I was up too late last night and my eyes started to get bleary as I worked.
“I should go to bed, there’s no reason for me to be awake.”
As I lay there just about to doze, the storm kicked up again. I normally love the sound of thunderstorms as I sleep and this time it was no different. My wife sleeps next to me and breathes heavy as she normally does, oblivious to the storm. The dog, in normal thunderstorm fashion, awakes from his slumber and slides under the bed for his sanctuary from the storm.
That first crack of thunder woke me back up; I was excited for one of the first storms of Spring. Flashes of lightening kept showing me things on my walls and casting shadows across the room. Unfortunately, I was now wide awake. I thought about getting up and finishing what I was working on but decided to just enjoy the sounds from outside. The winter months had loosened the downspout outside my window and had created a rhythmic sound as the rain falling on the roof reached it’s entry. Thunderstorms are great.
Earlier that day I had been downtown. An earlier storm was passing through at that point as well, though it lacked the punch of tonight’s thunder and lightening. It was a quiet day, not many people were out. We have reached that time of year in West Michigan where people are excited to get back outside after the winter months but a little rain will completely desert an area making it feel like a ghost town.

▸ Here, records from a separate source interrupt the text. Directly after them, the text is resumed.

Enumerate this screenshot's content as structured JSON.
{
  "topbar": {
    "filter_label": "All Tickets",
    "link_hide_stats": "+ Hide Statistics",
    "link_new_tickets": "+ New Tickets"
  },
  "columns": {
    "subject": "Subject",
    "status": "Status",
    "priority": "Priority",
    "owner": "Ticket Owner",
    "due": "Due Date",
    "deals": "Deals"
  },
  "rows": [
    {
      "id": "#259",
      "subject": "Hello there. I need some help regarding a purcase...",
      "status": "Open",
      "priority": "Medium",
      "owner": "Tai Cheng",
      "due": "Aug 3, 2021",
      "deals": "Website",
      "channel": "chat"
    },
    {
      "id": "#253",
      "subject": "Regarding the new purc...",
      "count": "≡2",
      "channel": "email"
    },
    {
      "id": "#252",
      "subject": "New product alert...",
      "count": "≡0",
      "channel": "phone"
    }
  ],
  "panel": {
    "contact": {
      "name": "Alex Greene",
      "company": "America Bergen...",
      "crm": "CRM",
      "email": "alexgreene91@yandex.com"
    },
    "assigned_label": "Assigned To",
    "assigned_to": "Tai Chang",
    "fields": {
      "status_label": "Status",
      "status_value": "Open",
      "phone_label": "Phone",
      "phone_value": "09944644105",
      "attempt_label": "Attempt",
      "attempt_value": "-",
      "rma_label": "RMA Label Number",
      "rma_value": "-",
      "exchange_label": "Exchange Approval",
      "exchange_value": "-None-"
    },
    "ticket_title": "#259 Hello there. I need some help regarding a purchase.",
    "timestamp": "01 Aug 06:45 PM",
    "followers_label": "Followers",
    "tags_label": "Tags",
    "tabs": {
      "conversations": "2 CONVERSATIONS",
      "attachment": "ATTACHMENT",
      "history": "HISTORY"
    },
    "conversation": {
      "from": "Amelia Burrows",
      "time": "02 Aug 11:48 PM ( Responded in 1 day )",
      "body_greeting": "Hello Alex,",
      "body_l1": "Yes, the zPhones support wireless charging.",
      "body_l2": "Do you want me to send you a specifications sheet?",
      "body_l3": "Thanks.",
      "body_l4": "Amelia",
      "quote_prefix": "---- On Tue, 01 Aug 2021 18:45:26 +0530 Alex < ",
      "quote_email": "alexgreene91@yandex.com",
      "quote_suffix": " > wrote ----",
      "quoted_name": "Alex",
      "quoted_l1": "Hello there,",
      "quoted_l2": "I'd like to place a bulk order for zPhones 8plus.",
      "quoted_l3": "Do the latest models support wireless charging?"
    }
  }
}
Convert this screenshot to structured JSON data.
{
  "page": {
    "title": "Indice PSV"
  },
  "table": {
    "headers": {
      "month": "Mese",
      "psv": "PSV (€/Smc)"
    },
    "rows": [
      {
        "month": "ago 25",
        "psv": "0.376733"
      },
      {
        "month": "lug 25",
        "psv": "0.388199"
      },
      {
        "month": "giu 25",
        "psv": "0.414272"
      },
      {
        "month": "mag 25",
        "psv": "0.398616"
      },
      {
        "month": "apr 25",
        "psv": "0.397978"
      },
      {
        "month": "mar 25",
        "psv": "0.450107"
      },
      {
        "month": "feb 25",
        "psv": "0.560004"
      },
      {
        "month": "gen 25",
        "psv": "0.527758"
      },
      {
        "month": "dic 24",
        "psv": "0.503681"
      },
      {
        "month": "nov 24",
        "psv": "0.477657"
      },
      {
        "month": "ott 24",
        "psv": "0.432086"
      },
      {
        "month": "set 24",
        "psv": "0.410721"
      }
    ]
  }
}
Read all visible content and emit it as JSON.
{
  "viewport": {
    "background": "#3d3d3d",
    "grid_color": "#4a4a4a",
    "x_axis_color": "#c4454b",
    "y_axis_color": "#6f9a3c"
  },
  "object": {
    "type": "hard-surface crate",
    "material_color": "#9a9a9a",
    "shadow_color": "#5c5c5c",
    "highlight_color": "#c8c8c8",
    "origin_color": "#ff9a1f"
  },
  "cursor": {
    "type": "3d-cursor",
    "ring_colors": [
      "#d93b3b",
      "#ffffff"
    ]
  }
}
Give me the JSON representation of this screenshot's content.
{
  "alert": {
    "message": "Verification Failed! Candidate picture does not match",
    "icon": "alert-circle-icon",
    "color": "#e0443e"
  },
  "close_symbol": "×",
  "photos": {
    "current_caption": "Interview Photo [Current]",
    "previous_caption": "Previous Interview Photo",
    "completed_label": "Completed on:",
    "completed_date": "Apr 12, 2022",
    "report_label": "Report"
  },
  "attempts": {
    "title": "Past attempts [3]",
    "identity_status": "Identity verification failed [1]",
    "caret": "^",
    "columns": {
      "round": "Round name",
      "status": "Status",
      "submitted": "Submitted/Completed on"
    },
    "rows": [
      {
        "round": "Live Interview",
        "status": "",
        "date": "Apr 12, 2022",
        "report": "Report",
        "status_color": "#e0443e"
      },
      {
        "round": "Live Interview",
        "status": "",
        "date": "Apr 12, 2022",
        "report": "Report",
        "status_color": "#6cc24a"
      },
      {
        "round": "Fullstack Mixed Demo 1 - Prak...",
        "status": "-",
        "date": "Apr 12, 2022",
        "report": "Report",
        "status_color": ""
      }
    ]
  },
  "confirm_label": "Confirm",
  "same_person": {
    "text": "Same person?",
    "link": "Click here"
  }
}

While waiting for a meeting with a fellow creative friend, I let time pass sitting in the members lounge of the GRAM. I was the only one there, it was nice. Earlier while there, I was studying a biography of Edward Weston. He was a complicated man but it was really all very simple. I have enjoyed his works on peppers in the past and have even half-assedly attempted to create something similar. The book had a few other images of his that I had not seen, one of which was a leaf off a head of cabbage; it was beautiful. Who would have thought? Prior to his pepper works, Weston was known for his works on nudes. When his images of peppers began to appear, they cast an almost sensual feel to them, almost by association. He presented the curves and shadows of a pepper the same way someone would present a nude image. I’ve always admired when someone can create an internal feeling within the viewer while looking at something as simple as a bell pepper. The ability to create mood or even a reaction from the viewer, I feel, is what all photographers stride for; to present something that we see everyday and show it in a way that we never thought of. It makes one slow down and really value what we have all around us. Weston’s works were spot on with this. Be it a pepper, a sand dune, or the curves and folds of a woman’s body, Weston nailed it every time.
There was a great quote in the book from him. Where I agree 100% with it, I’ll admit that it is not often the case when I am behind the lens. As often as I can, when I bring my eye to the viewfinder, I know what I want it to be. But too often I find myself thinking I know what 75% of the image will be like and the remainder will come to me in a burst of inspiration later. Too often, when working on items for myself, I think “find it, it’s in there.” Weston, did not:
“One must prevision and feel, before exposure, the finished print – complete in all values, in every detail – when focusing upon the camera ground glass. Then the shutter’s release fixes for all time this image, this conception, never to be changed by afterthought, by subsequent manipulation.” E.W.